Chrysalide d’un temps nouveau de Petite Plume

Dans la Chrysalide de mon âme … Chrysalide d’un temps nouveau enfermé quelque part dans un passé bouillonnant de futur… L’attente… Indescriptible.
Latente cette femme dans mon cœur de petite fille.

Elle a su survoler cet espace lourd et tortueux dans l’imaginaire joyeux de son enfance, qu’elle a créé jour après jour. Créatrice, endurante cette flamme , elle a su accueillir larmes et désespoir d’une époque dispersée en morceaux… Morceaux de solitude et de masques flétris… Flétris par les vents, par la pluie, par les lames affutées des égos distortionnés… Écrasés sous des carapaces de souffrances indicibles… Se nourrir de palliatif, fuir en se gavant, se gaver d’échappatoires farfelus ou accepter la douleur. Oui l’accepter. Et la traverser coûte que coûte pour vous montrer l’intérieur caché derrière. La grande traversé provocatrice, je l’ai faite mais pas pour moi, moi je me suis laissée sur le bas côté, petit moi j’étais comme une petite cage en verre protégeant une petite bougie a 2 doigts de s’éteindre .

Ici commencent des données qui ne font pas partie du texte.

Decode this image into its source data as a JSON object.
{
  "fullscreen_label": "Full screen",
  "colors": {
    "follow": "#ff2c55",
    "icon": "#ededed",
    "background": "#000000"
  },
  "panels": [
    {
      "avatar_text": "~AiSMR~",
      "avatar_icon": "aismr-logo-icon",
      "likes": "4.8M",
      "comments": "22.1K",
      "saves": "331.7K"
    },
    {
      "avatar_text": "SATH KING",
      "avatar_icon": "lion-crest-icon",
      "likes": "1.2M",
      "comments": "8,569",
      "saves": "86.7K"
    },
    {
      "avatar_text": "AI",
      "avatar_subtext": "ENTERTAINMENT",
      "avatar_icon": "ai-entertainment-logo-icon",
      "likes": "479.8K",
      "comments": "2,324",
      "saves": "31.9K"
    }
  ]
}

Éraflée mais silencieuse. Observer et démasquer , se retirer, surgir, transpercer, dévaster s’il le faut. Parfois, j’ai su aller trop loin, aussi loin que le tolérer est trop souvent intolérable.
J’ai crié sans bruit et j’ai dit non quand on attendait que je dise oui… J’avais mal mais c’était pas le problème.

Je voulais faire ressortir ce qui transpirait. Ce qui débordait en cachette. Ce qui dégoulinait derrière les faux sourires et les faux  »ça va ». Oui je vous ai vu et je vous aimais encore mieux en dessous que recouvert de si vieux pardessus..

Guérir votre peine, la mienne, la notre , décortiquer l’ensemble, rassembler l’injuste, pour permettre d’ajuster ce qu’on peut encore, là maintenant, tout le temps et si on trouvait la porte de sortie. Vous n’avez pas aimé m’entendre dire, vous n’avez pas aimé me voir flétrie révéler, révélant ce qu’on ne peut ou ne dois dévoiler. La vérité.
A contre courant , seule, je vous ai tous laisser partir mais j’ai laisser ce parfum de liberté derrière moi que vous ne sauriez oublier.

Alors seule je suis restée, même entourée, et c’est en moi que j’ai chercher à nous aider… Par amour, j’ai suivi l’appel de mon âme, comme on court derrière un papillon. J’ai trouver un gouffre plein de vous , plein du Monde, plein de toi mon amour, plein de morceaux de petits moi froissés, plein de monstres désorientés et d’émotions interminables, des frissons, des implosions, des cauchemars poignardant , des idéaux qui font mal inatteignables je croyais, écroulée, anéantie dans cet espace mental… Des rêves à n’en plus finir mais je suis là coincée, idiote, minuscule, irréaliste.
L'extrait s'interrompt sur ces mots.